Watch: WW2 airplanes take flight over Lubbock

Local News

LUBBOCK, Texas — They’re a passport to the past in the form of planes.

This week, the Commemorative Air Force brought three World War II-era aircraft to the Silent Wings Museum to give tours and what they call “living history flights” to the public.

For any history buff, the vintage warbirds are an immediate sight to behold, but even if you’re not a history buff, watching the planes take off is a full body experience. You can smell the exhaust, hear the engines roar to life, and when you look up to the sky, it’s like a time machine to the 1940s.

First, there’s the B-17 Flying Fortress named Texas Raiders. It dropped bombs on Nazi Europe and is one of only four left flying today.

“That aircraft was designed and built specifically to bring the war to an end as quickly as possible,” Howard Quoyeser, Mission Tour Director of the Gulf Coast Wing of the CAF, said.

Inside Texas Raiders, the cramped conditions and the machine guns speak to the bravery of the men it carried into combat.

“I’ve heard many times that veterans would say if somebody said they weren’t scared, they were lying … I think that everybody probably had some fear [on these aircraft] because I know that I did. I wasn’t in World War II, but I still [flew in these], and I got scared,” Quoyeser said.

Then, there’s the Helldiver dive bomber that destroyed Japanese battleships in the Pacific. It’s the only one in the world flying today.

Finally, there’s the training plane that turned thousands of young men into pilots — the AT-6 Texan.

The CAF saved and restored these planes, which you may have seen flying over the Hub City this week.

Going up in the antique aircraft is loud, it’s bumpy, and some people even get air sick. But 70 years ago, a flight on one of them was often life and death.

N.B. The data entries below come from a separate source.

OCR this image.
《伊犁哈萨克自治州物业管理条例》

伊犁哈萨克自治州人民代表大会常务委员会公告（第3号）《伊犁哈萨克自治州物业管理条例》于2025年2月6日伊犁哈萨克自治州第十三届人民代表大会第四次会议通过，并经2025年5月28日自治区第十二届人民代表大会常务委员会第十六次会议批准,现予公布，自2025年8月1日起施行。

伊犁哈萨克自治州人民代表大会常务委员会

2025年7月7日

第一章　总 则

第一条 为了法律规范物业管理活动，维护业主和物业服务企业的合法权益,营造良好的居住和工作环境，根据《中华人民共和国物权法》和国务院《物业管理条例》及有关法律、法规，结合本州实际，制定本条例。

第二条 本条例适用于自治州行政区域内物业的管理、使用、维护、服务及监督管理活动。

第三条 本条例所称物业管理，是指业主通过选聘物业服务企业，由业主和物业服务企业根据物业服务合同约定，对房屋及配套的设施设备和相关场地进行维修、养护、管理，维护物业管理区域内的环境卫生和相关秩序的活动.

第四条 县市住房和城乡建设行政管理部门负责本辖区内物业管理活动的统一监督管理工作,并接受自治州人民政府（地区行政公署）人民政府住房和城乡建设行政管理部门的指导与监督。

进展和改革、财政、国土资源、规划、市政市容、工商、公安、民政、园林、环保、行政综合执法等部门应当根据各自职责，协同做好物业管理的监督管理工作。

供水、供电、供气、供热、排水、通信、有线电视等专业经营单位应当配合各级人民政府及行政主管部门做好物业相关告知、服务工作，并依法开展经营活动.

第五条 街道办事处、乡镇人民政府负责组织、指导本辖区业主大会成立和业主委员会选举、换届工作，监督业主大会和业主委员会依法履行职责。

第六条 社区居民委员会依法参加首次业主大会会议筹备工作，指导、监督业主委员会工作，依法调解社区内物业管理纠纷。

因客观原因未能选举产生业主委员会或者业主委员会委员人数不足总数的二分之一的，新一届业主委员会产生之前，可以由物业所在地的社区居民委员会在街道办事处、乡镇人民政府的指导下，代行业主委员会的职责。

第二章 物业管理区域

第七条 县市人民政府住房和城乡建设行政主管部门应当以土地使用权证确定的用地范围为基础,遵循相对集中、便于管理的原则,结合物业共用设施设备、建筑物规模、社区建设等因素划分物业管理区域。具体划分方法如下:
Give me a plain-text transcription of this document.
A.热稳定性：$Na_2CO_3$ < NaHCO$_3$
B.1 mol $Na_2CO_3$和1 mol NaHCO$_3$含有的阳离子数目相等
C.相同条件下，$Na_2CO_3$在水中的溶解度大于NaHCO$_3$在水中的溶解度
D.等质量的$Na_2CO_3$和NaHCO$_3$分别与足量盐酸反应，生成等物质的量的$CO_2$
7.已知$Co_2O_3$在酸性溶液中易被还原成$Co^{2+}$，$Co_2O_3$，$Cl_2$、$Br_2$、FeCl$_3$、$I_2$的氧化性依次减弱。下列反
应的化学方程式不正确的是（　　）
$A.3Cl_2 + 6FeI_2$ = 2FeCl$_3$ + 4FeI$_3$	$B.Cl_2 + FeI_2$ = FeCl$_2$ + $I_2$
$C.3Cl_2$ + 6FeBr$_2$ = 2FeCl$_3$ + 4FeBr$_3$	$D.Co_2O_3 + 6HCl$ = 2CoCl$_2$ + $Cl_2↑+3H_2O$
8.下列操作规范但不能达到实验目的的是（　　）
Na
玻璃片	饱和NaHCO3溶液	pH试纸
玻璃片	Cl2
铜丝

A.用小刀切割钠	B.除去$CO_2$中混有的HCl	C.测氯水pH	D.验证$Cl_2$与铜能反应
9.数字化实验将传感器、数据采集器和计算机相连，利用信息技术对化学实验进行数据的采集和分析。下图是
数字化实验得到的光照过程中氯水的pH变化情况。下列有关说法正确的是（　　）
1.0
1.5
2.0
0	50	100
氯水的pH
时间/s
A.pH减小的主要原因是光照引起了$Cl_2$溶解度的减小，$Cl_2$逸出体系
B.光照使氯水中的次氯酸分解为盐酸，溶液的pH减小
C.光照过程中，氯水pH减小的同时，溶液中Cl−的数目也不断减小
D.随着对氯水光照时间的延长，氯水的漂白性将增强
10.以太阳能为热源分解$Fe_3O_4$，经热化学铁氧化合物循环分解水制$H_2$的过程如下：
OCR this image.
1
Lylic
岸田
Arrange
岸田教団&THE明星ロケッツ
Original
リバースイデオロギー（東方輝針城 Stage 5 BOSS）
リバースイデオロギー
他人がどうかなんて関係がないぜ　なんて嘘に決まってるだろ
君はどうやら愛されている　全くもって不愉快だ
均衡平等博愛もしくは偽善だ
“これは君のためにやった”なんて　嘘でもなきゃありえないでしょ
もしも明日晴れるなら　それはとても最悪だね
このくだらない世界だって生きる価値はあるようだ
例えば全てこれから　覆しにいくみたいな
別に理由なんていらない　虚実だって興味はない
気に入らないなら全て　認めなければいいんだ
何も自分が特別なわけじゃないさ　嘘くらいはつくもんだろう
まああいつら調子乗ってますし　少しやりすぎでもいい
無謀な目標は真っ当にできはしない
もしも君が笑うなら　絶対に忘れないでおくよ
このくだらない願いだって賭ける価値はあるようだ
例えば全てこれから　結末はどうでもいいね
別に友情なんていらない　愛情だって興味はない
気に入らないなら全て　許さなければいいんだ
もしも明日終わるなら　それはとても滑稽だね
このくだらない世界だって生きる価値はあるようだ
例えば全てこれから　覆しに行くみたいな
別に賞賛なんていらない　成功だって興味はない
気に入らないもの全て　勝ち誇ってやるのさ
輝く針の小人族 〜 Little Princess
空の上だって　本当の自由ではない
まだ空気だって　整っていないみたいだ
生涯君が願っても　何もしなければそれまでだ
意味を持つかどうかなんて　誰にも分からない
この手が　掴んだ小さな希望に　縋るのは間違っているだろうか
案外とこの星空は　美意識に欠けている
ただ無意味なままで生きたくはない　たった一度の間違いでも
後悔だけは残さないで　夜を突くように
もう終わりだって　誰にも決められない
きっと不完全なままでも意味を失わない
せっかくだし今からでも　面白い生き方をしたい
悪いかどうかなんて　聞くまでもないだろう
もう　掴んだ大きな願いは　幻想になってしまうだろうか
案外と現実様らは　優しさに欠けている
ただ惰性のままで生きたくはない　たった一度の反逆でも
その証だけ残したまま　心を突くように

“I want you to think about a 19-year-old boy, and he’s getting ready to go fly on this airplane to go on a mission from which he may never return … difficult to think about for me,” Quoyeser said with emotion in his voice.

The CAF said saving these planes is way to say thank you to the Greatest Generation and a way to keep their stories alive for the next one.

“It’s quite an honor to be able to fly these things and remember those acts [of courage,]” Chris Dowell, colonel and pilot with the CAF, said.